Am Ende fordert Franziskus seinen Freund auf zu konkretem Tun: Was immer dir besser erscheint, tue es! Die Art und Weise, wie Franziskus mit seinem Mitbruder umgeht, möge auch uns zum konkreten Handeln inspirieren. Denn darauf kommt es an!
Sr. Vera Ronai
Impuls …
„Friede den Menschen auf Erden!“ (Lukas 2,14b)
„Ehre sei Gott in der Höhe und Friede den Menschen auf Erden“ – singen die Engel im Weihnachtsevangelium. Doch haben wir heute Grund zur Hoffnung angesichts des Unfriedens auf der Erde und der vielfältigen Krisen, die auch wir hautnah spüren? Ist die Botschaft der Engel eine Illusion, weil es nach wie vor Krieg, Hass und Gewalt gibt?
„Ehre sei Gott in der Höhe und Friede den Menschen auf Erden“ – hören die Hirten während der Nachtwache bei ihrer Herde auf dem Feld. Sie sind wach, hörend und suchend. Einfache Menschen ohne Ansehen, aber dafür mit einem offenen Ohr. Sie machen sich auf den Weg und finden den verheißenen Retter in einem Stall in Bethlehem.
Unwillkürlich fällt mir Franz von Assisi ein. Wie er nach einem weitgehenden Sinnverlust auf die Suche geht und Zeit seines Lebens ein Hörender bleibt. Wie er aus seiner Zunft, Stadt und Lebensweise aussteigt und dabei auf Status und Ansehen verzichtet. Wie die Begegnung mit dem Aussätzigen ihn auch spirituell empfindsam werden lässt. Wie er im Kreuz von San Damiano auf Augenhöhe die Nähe Gottes und im Evangelium seinen Auftrag entdeckt: Frieden den Menschen zu bringen!

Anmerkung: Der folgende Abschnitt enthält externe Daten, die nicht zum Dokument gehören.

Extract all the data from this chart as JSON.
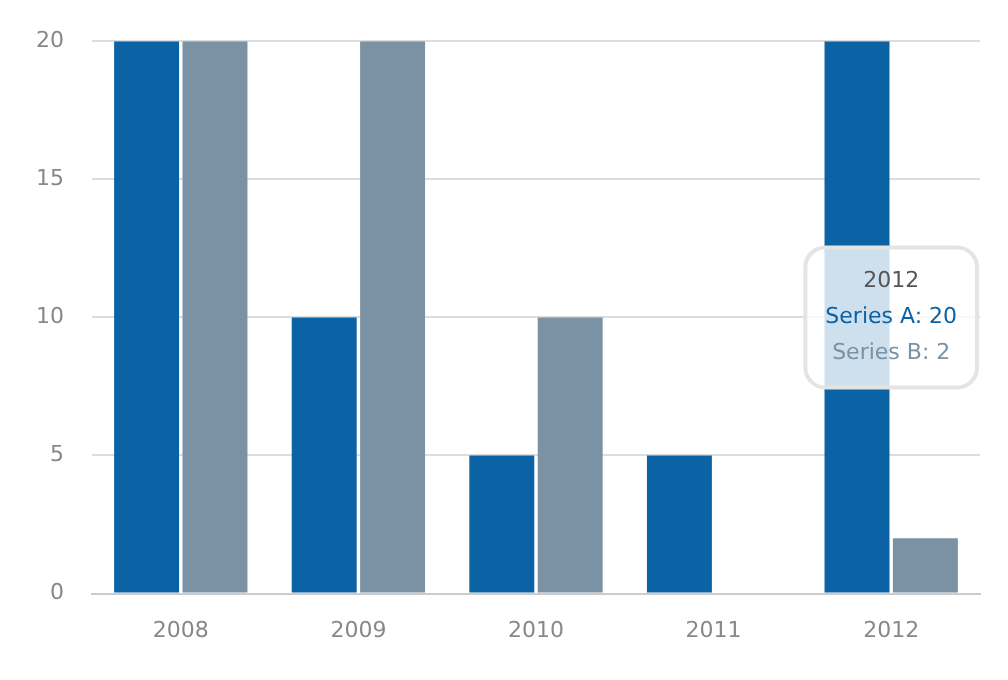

„Friede den Menschen auf Erden!“ In dieser Zeit der wachsenden Unsicherheiten gewinnt die Botschaft der Engel auch für uns seine Bedeutung: als Haltung, die Unrecht erkennt und bekennt, als Zeichen für das Heil inmitten des Unheils und als Auftrag, dort, wo wir sind, Frieden den Menschen zu bringen!